The capital is facing a significant housing shortage if the rate of construction is not “increased rapidly”, the ESRI has said.
Mr Parlon claimed developers’ inability to raise finance was the “single biggest impediment” to restarting the construction industry. “The construction of 25,000 houses would provide 70,000 jobs and generate €6.5 billion, 40 per cent of which would go to the exchequer. House prices are rising, rents are rising and homelessness is increasing. Building houses is a no-brainer, but if builders don’t have access to capital, it can’t be done.”
Few builders have cash on hand and any banks willing to lend are reportedly only willing to put up a maximum of 60 per cent of the capital needed. “Forty per cent of the equity needs to come from another source,” he said.
The Government committed itself several months ago to the creation of a strategic investment fund of €6.8 billion to kick start construction, but had not enacted the necessary legislation to make the money available, Mr Parlon said.
“The legislation was to go through before the end of the last Dáil term, but it never appeared. Builders could be out there working now to solve the housing crisis, but they can’t build houses out of thin air.” He said he hoped the Government would make the legislation its top priority in the new term.
The ESRI report said an average of 12,500 new homes needed to be built yearly, but the housing requirement was not distributed evenly across the State and was largely concentrated in Dublin and its surrounding counties.
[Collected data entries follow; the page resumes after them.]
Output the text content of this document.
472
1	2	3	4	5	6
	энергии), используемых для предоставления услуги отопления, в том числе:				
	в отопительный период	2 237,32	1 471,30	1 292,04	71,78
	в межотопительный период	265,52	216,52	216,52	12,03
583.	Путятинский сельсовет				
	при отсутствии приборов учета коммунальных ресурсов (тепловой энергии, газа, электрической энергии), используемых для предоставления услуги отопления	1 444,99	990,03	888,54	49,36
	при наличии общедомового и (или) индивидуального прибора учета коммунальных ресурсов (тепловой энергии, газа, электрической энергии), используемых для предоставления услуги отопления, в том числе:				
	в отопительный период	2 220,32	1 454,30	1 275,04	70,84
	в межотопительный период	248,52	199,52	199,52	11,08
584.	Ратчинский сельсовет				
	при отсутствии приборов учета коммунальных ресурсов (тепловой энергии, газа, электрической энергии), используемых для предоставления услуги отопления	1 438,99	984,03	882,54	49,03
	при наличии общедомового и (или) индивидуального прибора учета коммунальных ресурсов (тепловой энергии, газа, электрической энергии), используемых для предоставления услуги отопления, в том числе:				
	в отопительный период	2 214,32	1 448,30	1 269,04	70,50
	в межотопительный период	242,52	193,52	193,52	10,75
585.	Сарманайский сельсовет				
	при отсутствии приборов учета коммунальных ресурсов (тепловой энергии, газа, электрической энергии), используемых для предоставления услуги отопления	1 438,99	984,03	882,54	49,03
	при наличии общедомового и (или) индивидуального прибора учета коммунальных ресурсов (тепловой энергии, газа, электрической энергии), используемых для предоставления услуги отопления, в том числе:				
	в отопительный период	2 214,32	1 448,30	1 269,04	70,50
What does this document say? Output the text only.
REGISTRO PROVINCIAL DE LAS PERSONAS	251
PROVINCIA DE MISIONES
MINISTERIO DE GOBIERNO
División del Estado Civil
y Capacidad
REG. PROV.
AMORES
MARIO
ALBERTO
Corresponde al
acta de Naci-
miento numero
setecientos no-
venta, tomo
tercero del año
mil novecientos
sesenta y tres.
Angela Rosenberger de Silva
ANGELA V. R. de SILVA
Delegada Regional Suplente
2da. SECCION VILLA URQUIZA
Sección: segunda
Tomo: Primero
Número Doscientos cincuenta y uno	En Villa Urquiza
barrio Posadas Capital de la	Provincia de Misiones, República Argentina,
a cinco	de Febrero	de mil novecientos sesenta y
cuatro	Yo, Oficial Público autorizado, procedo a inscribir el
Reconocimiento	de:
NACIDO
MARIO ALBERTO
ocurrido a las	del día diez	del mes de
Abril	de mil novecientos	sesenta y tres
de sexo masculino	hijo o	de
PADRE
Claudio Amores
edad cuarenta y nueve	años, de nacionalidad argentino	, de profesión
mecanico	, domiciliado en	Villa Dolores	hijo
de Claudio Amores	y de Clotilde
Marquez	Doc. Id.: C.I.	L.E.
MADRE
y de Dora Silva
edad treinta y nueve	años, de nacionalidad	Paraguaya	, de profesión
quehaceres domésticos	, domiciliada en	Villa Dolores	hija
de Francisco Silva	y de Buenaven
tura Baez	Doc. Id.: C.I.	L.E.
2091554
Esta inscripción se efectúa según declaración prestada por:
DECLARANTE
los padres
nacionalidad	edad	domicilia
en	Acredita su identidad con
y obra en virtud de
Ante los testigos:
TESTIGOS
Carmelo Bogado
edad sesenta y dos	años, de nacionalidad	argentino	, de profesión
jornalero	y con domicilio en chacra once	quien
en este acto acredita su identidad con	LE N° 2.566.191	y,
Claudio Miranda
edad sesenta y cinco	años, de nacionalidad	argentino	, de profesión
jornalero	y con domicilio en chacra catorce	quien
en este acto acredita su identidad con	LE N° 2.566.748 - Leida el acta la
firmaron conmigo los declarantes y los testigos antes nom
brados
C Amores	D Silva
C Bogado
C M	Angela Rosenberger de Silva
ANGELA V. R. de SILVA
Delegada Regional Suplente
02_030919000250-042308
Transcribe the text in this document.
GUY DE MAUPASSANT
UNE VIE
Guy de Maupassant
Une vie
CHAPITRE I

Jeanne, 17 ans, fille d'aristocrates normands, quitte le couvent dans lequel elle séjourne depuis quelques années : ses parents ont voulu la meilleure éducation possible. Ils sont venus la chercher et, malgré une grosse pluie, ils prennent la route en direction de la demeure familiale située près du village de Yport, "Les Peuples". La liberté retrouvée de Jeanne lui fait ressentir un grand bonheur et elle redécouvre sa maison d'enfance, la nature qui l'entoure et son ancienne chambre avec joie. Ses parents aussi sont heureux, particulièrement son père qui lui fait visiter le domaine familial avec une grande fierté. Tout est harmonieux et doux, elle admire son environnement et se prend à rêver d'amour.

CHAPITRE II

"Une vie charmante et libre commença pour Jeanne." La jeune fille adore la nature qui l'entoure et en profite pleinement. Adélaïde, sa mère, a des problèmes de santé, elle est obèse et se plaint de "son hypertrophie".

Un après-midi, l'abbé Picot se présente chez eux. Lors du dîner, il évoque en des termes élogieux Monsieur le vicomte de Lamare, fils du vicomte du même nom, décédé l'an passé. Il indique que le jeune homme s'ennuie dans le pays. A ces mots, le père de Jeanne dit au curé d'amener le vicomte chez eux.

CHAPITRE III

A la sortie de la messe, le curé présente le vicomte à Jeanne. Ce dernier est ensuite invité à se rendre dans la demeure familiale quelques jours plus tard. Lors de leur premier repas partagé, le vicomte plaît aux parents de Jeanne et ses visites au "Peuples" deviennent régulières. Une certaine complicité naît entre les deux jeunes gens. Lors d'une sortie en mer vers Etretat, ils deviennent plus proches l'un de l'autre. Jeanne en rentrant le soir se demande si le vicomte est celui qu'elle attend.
More than 60 per cent of the total properties needed were in Dublin, or almost 8,000 units a year, with a further 26 per cent accounted for by demand in Louth, Meath, Kildare and Wicklow.
However, only 1,360 houses and apartments were built in Dublin last year, and Mr Parlon said just 2,000 would be completed by the end of this year. “More will come on stream next year, but we are still far away from what the ESRI and all other reports have said we need.”
The Housing Agency, the Government's advisory body on housing, has said a minimum of 79,660 homes are required in urban areas over the next five years.
“Our research is based on where the population will require housing in urban centres as opposed to a county-wide level as the ESRI have done,” said John O’Connor, agency chief executive said.
“The ESRI research focuses on the entire county and offsets demand in Cork City against vacancy rates in Bantry. This does not provide a clear picture of the housing need for Cork city.”
The Housing Agency report forecasts that 47 per cent of the total supply (37,581) is required in the Dublin region. Cork city and suburbs will see a yearly demand rising to 1,469 units by 2018.
In Galway and Limerick, both cities will experience a shortfall in housing requirements in 2015, but will require 2,316 and 2,635 units respectively over the subsequent years to 2018.